The Securosis Nexus

To prioritize sounds good, how does that work in real life?
Take the Microsoft patches, which most of us have to deal with on monthly basis.
The MS patches use “Maximum Severity Rating” and “Exploitability Index”, what should one use to prioritize?
Should one only look at the criteria given by the vendors?
So it’s exploitable, maybe a worm could propagate etc. but you have efficient protection on the endpoints should you take your time now or run to get the job done? The main issue here is that the decision process itself can be time consuming. Maybe you are better off with a fast but less perfect decision framework?

The other issue: I have identified some critical and some not so critical patches. How much time should I invest in testing? How useful are the tests in the lab? It seems that everything works fine in a two day test in the lab but not in real life.
And what do we do now with the patches that are not that critical? You postpone them for later. But “later” you get another pack of patches that need to be analysed and deployed. This way “later” never comes for the less critical patches. And if you delay them for later that means another maintenance window where applications might not be available to users due to restart.

Prioritization sounds nice, but what I hope this project will come up with is something that can be implemented in real life and not just a nice to read white paper.

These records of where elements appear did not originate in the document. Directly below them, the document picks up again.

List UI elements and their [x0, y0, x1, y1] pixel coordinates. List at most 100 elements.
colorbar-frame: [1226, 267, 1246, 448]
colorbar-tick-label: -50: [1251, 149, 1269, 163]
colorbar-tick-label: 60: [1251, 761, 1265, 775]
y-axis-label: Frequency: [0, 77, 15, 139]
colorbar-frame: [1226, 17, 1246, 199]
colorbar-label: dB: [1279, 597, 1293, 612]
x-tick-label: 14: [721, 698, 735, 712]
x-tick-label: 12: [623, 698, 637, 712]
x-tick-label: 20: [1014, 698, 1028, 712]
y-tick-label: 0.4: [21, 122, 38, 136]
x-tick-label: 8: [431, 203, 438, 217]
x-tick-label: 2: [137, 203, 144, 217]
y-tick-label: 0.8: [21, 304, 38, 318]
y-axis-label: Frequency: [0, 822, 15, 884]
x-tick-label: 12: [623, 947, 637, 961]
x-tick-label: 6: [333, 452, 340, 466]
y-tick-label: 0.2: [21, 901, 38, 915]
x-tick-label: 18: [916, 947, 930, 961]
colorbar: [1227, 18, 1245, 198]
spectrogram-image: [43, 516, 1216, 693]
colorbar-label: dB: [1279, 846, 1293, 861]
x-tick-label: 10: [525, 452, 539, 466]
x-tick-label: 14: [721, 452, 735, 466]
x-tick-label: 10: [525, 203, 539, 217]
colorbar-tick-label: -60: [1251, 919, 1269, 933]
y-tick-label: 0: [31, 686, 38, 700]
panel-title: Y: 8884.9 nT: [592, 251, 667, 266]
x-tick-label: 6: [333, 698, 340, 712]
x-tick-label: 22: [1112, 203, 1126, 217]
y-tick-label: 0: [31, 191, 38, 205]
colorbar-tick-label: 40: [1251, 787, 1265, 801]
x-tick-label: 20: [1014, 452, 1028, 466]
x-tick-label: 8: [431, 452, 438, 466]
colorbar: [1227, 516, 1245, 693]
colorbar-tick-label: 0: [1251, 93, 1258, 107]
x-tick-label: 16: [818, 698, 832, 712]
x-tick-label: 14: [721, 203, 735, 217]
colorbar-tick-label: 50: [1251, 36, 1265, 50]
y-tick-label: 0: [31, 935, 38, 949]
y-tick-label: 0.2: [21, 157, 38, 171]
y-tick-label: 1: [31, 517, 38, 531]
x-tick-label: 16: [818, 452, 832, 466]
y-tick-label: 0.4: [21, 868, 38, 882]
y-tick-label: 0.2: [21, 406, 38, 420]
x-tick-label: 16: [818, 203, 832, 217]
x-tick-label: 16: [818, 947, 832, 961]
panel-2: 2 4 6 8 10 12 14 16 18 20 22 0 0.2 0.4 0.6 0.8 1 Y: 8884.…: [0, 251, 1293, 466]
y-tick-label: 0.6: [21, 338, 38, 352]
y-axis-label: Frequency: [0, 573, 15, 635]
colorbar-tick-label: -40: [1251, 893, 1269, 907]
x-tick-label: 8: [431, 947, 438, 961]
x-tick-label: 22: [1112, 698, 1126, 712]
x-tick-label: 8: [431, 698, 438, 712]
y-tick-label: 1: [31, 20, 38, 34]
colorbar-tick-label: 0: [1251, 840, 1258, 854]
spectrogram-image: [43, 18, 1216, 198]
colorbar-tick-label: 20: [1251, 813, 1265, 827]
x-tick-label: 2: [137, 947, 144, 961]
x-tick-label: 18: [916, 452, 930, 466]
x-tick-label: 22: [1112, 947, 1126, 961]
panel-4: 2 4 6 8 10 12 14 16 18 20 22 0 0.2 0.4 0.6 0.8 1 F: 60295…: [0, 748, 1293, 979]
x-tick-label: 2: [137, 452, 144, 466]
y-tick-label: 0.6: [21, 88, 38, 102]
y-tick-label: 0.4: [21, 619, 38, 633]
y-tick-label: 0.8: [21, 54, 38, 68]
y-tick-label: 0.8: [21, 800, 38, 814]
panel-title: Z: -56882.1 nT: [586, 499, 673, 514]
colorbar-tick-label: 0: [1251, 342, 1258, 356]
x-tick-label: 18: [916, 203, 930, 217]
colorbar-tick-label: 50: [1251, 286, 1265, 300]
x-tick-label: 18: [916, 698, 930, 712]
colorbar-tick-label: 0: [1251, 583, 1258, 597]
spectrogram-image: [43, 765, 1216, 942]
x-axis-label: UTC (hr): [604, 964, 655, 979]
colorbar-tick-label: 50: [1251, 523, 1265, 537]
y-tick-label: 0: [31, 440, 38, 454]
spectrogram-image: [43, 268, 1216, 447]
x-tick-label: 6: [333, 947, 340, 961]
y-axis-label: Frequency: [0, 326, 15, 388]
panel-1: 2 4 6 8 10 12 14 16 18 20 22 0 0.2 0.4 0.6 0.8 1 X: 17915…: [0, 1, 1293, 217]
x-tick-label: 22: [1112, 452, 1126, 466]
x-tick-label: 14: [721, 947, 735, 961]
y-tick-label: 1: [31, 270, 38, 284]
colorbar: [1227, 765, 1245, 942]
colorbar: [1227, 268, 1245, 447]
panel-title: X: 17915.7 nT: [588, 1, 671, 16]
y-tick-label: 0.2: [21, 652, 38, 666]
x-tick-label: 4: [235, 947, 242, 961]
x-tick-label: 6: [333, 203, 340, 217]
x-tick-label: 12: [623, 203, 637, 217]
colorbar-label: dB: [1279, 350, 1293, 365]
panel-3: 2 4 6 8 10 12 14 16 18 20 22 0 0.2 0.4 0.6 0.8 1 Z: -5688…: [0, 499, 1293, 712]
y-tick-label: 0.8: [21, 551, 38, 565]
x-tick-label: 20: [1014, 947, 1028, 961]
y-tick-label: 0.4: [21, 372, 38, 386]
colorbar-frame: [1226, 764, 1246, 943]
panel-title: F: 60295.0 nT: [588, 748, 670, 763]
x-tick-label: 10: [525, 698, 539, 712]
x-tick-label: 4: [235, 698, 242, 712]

In terms of what criteria to use, I’ve always recommended a mix of data sources- the vendor’s rating, any external ratings, our own evaluation, and what assets the patch matches to (this is obviously all security specific). Most organizations I talk with tend to use the vendor details more than the ratings (e.g. remotely exploitable). Then they match to their infrastructure and any mitigating factors (security controls, or how that asset is being used),

As for testing, our initial research and survey results show that it’s all over the map, and depends a lot on the kind of patch/systems involved. Some database patches are testing for months, while some desktop patches only take minutes to hours. I think when we correlate testing effort with cleanup/breakage, that will help people figure out what level of testing is best for them.

What this comes down to is that I don’t think this project will make specific testing/prioritization recommendations… the model is designed to give you the tools to measure and optimize your own process. I’m hoping we can do some benchmarking after we finish the model, since I think that will give us the answers you are looking for.

Keep in mind we are producing an exhaustive, comprehensive model that includes a lot of things people may need to skip in their particular environments. I intend to be very clear on that when we write it up.

Does that help? I wish we had the answers, but I don’t think we (or anyone) has the right data to make generic suggestions with any sound backing.